Fortunately, training in critical thinking and the rational process of inquiry can have an impact and begin to overcome some of the mental obstacles of superstition,
belief in the paranormal, and a whole host of personal biases. 

My own journey from faith-based acceptance to factual-based thinking took many years.  After years of ignorance I made a commitment to familiarize myself with the science I should have learned in school, and I read hundreds of books and articles.  Slowly the dimmer switch brought light to my cob-web covered, dusty attic of a brain.  I now no longer recognize the person I once was, and I find that the style of thinking about the world that I used to have is foreign and laughably embarrassing.

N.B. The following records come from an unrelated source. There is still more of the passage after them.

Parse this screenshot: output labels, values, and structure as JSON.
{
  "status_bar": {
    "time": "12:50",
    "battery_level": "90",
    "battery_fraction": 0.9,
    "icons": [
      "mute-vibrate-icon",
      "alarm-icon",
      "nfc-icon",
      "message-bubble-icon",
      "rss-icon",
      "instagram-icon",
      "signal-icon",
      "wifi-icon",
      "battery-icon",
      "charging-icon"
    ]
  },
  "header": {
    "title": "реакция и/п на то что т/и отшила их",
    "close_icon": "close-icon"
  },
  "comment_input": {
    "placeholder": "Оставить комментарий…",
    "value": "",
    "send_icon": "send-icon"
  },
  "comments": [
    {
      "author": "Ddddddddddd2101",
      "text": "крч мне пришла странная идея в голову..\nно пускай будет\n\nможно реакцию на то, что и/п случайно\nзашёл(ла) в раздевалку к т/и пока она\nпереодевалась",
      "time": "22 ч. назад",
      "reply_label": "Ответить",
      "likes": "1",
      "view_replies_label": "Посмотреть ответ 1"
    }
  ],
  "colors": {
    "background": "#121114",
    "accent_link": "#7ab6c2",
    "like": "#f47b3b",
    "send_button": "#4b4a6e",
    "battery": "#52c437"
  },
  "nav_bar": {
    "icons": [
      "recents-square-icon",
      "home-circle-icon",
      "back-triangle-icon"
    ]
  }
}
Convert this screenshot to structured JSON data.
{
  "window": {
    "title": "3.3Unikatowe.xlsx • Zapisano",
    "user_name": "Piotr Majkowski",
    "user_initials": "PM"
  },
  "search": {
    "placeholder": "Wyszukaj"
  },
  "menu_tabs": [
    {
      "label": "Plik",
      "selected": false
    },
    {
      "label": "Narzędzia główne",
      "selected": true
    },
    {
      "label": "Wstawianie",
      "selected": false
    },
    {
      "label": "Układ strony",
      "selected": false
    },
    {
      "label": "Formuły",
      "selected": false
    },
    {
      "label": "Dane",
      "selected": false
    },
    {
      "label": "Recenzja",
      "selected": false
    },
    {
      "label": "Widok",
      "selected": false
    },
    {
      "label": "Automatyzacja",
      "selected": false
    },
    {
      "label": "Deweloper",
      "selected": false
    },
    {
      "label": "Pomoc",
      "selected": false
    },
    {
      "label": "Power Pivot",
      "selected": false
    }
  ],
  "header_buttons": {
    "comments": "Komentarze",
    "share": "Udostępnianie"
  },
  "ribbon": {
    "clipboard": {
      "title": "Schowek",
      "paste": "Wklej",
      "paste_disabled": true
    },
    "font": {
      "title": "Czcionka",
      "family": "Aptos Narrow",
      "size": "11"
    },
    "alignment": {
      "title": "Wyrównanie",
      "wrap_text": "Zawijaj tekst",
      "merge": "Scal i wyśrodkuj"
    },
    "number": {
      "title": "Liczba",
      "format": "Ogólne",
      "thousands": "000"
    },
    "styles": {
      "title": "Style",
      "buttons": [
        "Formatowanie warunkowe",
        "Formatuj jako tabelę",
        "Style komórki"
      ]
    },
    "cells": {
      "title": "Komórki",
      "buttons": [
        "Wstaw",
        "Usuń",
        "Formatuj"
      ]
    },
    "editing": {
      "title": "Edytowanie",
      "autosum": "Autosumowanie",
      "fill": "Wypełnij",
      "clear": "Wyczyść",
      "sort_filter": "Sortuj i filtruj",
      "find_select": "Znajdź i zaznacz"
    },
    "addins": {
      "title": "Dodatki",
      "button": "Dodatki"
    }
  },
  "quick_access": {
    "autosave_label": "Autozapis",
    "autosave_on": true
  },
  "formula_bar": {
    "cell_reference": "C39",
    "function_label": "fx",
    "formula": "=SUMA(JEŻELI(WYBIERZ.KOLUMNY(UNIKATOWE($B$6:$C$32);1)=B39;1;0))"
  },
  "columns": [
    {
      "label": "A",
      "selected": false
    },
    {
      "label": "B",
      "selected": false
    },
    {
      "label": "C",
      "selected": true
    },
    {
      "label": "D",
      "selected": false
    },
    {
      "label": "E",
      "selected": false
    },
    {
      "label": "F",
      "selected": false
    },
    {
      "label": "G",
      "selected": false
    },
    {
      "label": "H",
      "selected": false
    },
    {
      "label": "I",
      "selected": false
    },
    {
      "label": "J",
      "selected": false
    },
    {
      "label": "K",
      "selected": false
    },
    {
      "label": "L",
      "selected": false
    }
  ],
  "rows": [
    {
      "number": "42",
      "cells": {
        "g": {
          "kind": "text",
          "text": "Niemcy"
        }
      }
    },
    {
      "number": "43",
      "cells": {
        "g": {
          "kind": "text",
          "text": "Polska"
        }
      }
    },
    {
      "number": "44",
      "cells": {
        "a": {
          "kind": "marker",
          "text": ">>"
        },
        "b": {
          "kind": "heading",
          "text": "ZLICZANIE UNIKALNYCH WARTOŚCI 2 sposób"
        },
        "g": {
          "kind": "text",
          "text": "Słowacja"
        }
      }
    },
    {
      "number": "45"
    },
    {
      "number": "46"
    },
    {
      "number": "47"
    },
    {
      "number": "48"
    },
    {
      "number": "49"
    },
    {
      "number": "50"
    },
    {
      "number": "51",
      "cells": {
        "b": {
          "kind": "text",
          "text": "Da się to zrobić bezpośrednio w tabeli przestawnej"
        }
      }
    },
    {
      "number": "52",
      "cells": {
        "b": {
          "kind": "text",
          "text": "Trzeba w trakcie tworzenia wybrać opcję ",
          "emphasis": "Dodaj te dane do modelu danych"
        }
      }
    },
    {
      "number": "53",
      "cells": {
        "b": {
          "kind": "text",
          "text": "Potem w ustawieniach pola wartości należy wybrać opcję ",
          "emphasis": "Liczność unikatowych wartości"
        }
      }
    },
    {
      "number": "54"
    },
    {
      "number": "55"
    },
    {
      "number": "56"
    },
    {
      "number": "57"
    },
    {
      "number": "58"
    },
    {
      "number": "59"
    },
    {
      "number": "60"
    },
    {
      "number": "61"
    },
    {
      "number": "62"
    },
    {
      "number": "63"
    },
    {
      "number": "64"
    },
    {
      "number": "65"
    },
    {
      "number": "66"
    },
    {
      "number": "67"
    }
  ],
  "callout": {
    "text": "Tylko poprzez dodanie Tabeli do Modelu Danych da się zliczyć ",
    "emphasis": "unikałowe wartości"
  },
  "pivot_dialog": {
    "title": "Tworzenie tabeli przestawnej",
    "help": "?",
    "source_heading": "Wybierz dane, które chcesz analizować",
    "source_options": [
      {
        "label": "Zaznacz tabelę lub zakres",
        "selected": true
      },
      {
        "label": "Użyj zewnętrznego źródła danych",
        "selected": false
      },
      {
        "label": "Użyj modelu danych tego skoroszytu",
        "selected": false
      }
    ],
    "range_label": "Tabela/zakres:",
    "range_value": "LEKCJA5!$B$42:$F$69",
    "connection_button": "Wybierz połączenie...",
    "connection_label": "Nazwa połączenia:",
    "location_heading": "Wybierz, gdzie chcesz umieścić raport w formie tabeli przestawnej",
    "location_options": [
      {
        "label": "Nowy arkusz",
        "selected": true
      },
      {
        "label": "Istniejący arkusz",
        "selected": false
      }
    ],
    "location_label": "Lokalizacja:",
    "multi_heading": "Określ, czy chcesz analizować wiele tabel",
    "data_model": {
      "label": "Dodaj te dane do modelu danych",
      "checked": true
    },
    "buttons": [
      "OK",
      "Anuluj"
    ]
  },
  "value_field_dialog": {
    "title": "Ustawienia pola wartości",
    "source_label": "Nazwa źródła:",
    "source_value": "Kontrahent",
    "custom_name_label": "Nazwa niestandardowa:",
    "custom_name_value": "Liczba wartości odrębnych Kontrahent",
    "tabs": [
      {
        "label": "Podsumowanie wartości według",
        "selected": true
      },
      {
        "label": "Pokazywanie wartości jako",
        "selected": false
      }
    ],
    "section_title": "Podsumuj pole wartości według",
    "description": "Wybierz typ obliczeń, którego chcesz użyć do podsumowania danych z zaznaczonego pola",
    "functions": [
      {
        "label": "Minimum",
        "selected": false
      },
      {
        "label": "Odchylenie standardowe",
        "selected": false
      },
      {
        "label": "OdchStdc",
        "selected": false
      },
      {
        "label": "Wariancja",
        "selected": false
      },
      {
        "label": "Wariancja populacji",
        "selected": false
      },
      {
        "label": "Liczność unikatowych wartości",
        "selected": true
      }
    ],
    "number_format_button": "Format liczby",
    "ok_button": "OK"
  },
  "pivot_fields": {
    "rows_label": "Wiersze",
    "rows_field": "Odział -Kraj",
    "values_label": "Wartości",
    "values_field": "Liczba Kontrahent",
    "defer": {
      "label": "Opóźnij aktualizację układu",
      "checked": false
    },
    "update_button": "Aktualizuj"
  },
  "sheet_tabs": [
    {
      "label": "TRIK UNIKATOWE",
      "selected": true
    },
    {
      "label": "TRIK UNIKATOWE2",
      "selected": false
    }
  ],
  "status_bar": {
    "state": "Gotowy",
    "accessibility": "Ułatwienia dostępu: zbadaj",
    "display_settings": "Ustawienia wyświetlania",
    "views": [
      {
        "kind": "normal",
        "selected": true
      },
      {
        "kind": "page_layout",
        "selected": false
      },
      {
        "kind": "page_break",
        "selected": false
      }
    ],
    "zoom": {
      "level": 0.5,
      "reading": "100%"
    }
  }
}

In his contribution to Edge's 2012 Annual Question, Nathan Myhrvold wrote about what he thinks of his favorite deep, elegant, or beautiful explanation--the scientific method:  "Stories about different aspects of the world can be questioned skeptically, and tested with observations and experiments. If a story survives the tests then provisionally at least one can accept it as something more than a mere story; it is a theory that has real explanatory power. It will never be more than a provisional explanation—we can never let down our skeptical guard—but these provisional explanations can be very useful. We call this process of making and vetting stories the scientific method."

As Carl Sagan once said, "You can get into a habit of thought in which you enjoy making fun of all those other people who don't see things as clearly as you do.  We have to guard carefully against it."